Lamaze may have stepped away from competition, but he’s still at the center of Canadian sport in his new role as chef d’equipe. One of his first orders of business was to reinvigorate the team talent after the retirement of himself and Ian “Captain Canada” Millar. In addition to Underhill, he’s called upon Olympian and team veteran Yann Candele, securing Candele the ride on top horse Farezzo.
That hands-on approach has provided Underhill with the horsepower and support to do what she does best, ride for her country at the highest level.
“It is definitely is the strongest string I’ve ever had,” she said.
For Underhill, who has enjoyed the elusive combination of career success and longevity, the excitement of more opportunities are not lost.
“I’ve always been very grateful for the good moments and very humbled by that. So I never really felt, Oh, my career trajectory is going to go X, Y, Z. I’ve never been that kind of person. I’ve always been someone who, you know, worked hard but was pleasantly and joyfully surprised when everything came together and the stars aligned. And I still very much feel that way,” she smiled.
“Of course, at this point in my career, it’s even more special. It’s more important. I step into every competition, thinking, give it my all, give it my best.”
One thing that has not changed over the years: her will to win.
“Eric’s helped me very much on the front of getting to know the horses and improving my ride at this level, which has been a fantastic experience. But mentally, I’ve always been able to step into the ring and be able to clear my mind and focus on the job at hand and normally come through with my best performance within myself,” she continued.
“Whether it’s good enough, whether things go your way, doesn’t always happen. But I’m very mindful of this moment and this time and this opportunity and how fortunate and grateful I am to be right here.
“I think it comes partly from experience.
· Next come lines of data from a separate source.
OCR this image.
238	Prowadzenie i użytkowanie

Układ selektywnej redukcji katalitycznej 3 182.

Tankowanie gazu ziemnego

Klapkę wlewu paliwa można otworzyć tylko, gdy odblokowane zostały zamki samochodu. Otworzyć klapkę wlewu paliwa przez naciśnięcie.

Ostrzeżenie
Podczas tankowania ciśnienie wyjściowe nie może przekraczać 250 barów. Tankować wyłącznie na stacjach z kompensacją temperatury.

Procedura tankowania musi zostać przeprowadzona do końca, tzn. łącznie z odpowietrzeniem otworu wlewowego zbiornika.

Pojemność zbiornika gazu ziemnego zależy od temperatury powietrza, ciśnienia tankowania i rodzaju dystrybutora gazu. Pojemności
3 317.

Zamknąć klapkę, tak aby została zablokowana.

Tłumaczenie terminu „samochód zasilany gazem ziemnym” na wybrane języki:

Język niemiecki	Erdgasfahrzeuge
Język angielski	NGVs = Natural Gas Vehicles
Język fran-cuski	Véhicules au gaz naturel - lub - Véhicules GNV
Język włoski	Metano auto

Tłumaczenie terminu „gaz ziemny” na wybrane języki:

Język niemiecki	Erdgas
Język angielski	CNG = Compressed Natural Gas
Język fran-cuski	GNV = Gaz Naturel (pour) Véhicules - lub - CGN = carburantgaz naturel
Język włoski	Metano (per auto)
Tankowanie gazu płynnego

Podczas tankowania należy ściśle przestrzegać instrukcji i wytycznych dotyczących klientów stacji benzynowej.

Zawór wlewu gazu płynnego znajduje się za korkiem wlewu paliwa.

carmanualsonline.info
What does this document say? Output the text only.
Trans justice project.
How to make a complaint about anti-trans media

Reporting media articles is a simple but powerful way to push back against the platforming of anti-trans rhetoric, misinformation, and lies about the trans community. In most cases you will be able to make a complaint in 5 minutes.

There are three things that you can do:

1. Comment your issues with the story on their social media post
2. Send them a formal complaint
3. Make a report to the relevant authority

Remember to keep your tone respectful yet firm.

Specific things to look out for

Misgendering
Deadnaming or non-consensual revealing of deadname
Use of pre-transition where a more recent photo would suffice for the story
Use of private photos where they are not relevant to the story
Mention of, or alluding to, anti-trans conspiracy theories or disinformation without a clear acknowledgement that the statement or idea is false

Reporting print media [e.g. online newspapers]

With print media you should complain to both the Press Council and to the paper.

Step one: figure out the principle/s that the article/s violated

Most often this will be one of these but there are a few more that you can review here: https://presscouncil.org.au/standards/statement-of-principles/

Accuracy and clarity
But it’s also a little bit of a mindset, for sure.“
Equestrian sport often, and uniquely, favors the seasoned athletes, something Underhill attributes to the wisdom of experience.
“A lot of us, as riders, become technically better the older we get, and there are not many sports where we have that luxury. We can be athletes at this level and still be getting pretty old, honestly. I mean look at us, we’re not spring chickens!” laughed Underhill. “But the fact of the matter is that we’re at our best mentally.”
That positive outlook is something she and Lamaze share in common.
“I think so much [of what it takes] to be successful as an athlete or successful in life is your attitude. And I don’t know anyone who has a more positive attitude—other than myself—than Eric. I’m very much a glass half full kind of person. And he just believes, you know, he believes it can happen. And because he believes so much, many things happen that don’t seem that possible. And that’s a very rare gift that he could instill that not only in himself as a rider, but in others.
“And so for me to be part of that and to train together as a Nations Cup team in Europe, as we did prior to going to La Baule and Rome, it’s just such a wonderful experience.”
Underhill has the horses, and a plan to stay at the top of her game. Safe to say, Beth is back.